If I have $$B=\begin{pmatrix} 3&9\\9&x\end{pmatrix}\bmod 10$$
How would I find the inverse for all $x$ unknowns. I wrote
To find $B^{-1}$, $$B^{-1}=\frac{1}{3x-81} \begin{pmatrix} x&-9\\-9&3\end{pmatrix}$$
and that if $x$ is odd, $\det(b)$ is even and has no inverse modulo $10$
That leaves $x=-2,2,4,-4,6,-6,8,-8,10,-10$ I think
for $x=-8$ and $x=2$, $\det(b)=5$ and has no inverse modulo $10$
am I going right so far. some of the x values have equal determinants like -6,4 both have 1 as the determinant so would I have to evaluate them both and what x values would I need to evaluate because I'm pretty sure its not all of them.

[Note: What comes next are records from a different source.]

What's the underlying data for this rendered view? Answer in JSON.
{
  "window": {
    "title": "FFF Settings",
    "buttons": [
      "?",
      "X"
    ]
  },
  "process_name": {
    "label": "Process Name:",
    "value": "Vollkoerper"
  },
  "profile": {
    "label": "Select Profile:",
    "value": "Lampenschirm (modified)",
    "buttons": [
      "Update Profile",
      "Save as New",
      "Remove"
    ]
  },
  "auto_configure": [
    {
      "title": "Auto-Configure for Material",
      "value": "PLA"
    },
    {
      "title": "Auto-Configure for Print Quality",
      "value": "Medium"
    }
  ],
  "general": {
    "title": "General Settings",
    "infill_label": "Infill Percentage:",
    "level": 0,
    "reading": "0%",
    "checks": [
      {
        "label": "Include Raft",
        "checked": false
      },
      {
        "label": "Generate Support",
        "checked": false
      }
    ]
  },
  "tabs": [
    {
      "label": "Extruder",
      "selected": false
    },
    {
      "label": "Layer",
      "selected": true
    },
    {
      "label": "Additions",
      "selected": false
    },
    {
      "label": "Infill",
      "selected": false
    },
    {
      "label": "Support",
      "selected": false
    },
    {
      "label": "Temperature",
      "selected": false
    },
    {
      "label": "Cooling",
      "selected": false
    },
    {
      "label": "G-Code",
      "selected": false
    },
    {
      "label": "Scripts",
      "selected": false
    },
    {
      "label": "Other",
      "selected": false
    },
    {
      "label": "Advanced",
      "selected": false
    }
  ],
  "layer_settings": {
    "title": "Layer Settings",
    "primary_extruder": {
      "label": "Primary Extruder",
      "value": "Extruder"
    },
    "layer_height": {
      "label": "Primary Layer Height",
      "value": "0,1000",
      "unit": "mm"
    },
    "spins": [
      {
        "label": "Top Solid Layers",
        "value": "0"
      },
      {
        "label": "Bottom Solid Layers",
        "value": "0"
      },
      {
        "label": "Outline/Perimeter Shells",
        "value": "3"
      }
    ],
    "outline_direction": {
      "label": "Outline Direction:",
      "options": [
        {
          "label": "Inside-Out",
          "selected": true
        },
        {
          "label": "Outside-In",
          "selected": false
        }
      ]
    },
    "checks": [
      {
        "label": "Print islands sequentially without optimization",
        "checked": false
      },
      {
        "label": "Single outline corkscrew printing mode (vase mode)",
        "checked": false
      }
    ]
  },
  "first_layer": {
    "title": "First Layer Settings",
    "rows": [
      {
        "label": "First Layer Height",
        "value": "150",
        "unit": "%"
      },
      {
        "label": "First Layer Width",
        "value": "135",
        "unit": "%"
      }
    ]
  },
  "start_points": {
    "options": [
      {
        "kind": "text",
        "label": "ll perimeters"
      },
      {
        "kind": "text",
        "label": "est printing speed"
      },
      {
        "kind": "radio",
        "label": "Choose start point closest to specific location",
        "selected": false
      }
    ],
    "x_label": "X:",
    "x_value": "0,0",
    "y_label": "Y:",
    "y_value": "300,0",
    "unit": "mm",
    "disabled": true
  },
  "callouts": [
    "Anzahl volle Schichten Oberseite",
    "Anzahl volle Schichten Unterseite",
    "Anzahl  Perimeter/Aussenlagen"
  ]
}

I would need to find say for $x=-4 \det(b)=7$ and inverse $7$ mod $10$ is $3$. So would need also need to times the matrix like
$$=3\begin{pmatrix} 3&-9\\-9&3\end{pmatrix}\bmod 10$$ to find the matrix for $x=-4$
Edit:
For x=4 The inverse is 1 Hence for x=4
$B^{-1}$=$$=1\begin{pmatrix} 4&-9\\-9&3\end{pmatrix}\bmod 10$$ = $\begin{pmatrix} 4&-9\\-9&3\end{pmatrix}\bmod 10$
First modulo $10$, you only have the even values: $$x=\pm 2,\;\pm4.$$ There remains to check whether or not the corresponding determinant is a unit mod. $10$. Next, we can make a table of values: $$\begin{array}{r|rrrr} x&+2&-2&+4&-4 \\ \hline 3x-1& 5&3&1&-3 \\ \hline (3x-1)^{-1}& \text{—}& -3&1&3 \end{array}$$